How far would you go to help a friend? Meet three women who showed a bestie that their love had no limits. 

“She donated an organ.” Mindy Craft, 48, and Karen Ciolek, 40 OLMSTED FALLS, OH

“Karen and I worked together for years and I always knew I could depend on her. But I never imagined my life would end up in her hands. Then, in September 2015, I got liver cancer and needed a transplant. When Karen told me she was a match and wanted to donate hers, it meant everything to me! In that moment, this struggle in the dark was lifted and there was a light at the end of the tunnel. We share a bond that can never be broken.”

“She helped launch my business.” Georgene Huang, 36, and Romy Newman, 40 NEW YORK, NY

“I was pregnant when I got laid off from the company Romy and I worked at together. As I was looking for a new gig, I realized it was difficult to find out how prospective companies treated working moms without revealing I was pregnant. That’s when I got the idea for Fairygodboss, a website that reviews companies for working moms. A few months later, Romy joined. She was ready for a change but also wanted to support me. I couldn’t pay her, but she still devoted days, nights and weekends to it. Without her tireless support, the company wouldn't have grown to reach more than 300,000 women last year.”
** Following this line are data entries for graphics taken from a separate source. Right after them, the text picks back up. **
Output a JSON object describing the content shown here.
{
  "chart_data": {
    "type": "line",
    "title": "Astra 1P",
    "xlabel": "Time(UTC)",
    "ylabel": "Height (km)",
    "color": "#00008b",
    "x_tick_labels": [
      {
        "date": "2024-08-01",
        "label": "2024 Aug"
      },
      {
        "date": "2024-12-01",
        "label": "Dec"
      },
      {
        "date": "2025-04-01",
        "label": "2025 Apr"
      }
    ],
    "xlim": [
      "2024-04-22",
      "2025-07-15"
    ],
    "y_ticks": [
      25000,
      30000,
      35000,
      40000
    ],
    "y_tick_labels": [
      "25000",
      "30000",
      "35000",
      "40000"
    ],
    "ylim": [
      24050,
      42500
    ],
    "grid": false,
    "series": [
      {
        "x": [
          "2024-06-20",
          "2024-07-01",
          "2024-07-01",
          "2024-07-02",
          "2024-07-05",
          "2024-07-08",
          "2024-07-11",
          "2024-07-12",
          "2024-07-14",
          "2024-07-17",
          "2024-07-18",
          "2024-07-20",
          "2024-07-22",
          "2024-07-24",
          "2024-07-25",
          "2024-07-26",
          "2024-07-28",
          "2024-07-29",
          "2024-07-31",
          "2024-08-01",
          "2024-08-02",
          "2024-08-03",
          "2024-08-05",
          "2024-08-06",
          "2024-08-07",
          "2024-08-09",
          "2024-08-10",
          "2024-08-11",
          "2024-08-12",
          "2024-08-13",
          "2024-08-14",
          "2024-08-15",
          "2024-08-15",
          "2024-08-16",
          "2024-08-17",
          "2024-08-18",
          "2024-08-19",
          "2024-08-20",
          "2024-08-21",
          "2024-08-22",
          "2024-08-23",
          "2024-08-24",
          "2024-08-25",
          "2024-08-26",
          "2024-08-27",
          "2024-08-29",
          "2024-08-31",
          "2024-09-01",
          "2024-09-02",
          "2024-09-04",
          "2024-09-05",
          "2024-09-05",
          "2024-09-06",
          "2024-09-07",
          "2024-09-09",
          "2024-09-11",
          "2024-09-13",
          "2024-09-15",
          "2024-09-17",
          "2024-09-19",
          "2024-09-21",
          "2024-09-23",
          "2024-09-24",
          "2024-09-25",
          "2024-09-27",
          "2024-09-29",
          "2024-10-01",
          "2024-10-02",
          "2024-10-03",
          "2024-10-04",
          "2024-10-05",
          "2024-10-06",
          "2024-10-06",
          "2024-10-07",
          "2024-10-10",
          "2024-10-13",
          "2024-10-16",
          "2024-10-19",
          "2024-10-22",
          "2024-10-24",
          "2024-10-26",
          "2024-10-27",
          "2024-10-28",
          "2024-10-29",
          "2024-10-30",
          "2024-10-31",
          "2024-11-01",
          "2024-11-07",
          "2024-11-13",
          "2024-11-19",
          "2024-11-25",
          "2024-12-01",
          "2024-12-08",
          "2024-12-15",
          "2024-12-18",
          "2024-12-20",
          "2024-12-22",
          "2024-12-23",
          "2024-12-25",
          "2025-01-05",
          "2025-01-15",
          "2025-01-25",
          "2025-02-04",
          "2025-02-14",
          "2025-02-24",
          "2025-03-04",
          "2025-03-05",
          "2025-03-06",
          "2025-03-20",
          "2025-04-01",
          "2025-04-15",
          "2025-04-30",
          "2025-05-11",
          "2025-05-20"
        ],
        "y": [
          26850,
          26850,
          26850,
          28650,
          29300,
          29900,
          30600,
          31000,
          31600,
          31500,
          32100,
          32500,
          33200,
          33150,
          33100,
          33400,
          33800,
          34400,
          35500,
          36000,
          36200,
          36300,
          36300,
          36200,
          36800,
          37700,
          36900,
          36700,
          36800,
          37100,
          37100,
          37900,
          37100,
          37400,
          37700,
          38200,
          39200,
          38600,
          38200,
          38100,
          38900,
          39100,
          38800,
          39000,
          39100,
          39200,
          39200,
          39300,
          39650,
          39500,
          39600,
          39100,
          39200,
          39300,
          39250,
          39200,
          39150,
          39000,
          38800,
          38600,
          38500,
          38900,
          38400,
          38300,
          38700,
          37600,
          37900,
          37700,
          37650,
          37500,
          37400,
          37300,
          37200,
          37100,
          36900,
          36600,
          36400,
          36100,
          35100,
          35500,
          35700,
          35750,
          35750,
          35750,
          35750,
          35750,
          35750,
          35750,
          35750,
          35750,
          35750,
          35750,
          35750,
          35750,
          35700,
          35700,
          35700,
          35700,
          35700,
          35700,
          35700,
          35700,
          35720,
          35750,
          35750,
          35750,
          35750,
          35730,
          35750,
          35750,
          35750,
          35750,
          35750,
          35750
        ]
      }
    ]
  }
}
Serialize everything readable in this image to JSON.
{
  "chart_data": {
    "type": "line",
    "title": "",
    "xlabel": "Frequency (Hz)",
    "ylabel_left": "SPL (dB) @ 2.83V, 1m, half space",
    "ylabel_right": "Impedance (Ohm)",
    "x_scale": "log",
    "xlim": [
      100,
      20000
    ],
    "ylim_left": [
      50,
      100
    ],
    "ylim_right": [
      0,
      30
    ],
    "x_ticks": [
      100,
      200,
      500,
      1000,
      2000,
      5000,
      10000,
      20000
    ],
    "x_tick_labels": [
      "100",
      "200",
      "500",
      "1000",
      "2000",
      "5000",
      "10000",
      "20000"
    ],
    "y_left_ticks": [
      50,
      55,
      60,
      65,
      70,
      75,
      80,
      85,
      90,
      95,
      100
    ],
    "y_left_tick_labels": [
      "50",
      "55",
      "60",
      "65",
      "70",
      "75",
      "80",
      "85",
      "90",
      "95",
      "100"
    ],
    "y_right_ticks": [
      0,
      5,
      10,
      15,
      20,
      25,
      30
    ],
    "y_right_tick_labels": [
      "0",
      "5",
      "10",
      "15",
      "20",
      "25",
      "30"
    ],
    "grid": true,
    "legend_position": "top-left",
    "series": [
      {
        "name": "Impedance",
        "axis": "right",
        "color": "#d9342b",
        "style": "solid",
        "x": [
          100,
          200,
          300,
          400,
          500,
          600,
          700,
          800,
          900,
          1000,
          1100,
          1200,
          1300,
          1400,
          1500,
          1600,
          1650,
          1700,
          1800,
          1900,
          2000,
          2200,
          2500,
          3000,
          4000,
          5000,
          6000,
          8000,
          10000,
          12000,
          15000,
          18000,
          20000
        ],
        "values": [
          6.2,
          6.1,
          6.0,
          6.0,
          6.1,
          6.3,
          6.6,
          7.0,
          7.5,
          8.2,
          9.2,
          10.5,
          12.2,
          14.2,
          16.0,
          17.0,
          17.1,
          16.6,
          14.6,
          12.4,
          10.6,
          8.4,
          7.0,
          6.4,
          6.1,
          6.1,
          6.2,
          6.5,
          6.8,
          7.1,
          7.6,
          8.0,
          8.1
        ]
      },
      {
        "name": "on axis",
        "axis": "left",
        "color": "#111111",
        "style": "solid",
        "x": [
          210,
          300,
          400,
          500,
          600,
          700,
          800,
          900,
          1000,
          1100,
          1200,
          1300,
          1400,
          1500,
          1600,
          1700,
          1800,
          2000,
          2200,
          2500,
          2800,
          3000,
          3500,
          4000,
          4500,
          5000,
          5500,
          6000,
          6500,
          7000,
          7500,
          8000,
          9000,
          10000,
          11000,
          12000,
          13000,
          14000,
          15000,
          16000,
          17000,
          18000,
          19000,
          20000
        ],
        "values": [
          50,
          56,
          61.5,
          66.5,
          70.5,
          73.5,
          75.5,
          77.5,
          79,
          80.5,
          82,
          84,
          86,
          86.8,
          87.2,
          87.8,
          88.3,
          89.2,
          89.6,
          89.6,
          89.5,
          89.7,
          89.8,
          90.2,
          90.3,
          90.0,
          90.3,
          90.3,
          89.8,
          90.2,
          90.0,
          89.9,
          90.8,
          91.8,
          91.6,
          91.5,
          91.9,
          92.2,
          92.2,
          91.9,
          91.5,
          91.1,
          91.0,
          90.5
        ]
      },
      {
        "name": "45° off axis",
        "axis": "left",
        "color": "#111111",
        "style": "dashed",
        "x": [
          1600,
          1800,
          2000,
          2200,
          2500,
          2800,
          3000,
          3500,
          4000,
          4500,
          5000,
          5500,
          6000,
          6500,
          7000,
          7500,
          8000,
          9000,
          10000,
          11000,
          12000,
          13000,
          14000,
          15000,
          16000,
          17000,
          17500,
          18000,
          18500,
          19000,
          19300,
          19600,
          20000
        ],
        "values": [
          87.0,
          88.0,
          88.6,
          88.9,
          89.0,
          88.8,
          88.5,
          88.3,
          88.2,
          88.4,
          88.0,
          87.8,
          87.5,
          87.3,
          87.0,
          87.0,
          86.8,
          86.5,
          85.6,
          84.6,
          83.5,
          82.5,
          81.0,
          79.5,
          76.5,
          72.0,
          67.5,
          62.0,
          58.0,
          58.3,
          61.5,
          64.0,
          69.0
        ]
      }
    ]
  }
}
“She’s biking across the country in my honor.” Laura Provost, 51, and Hong Tang, 47 ANNAPOLIS AND GAITHERSBURG, MD

“I cried when Hong told me she was doing the Coast 2 Coast 4 Cancer Ride benefiting Stand Up To Cancer and that I was her honorary recipient. There are so many people she could've chosen to bike from Oregon to New Jersey on behalf of, but she picked me. For nearly 20 years, she's been there for me. We share a once-in-a-lifetime bond.”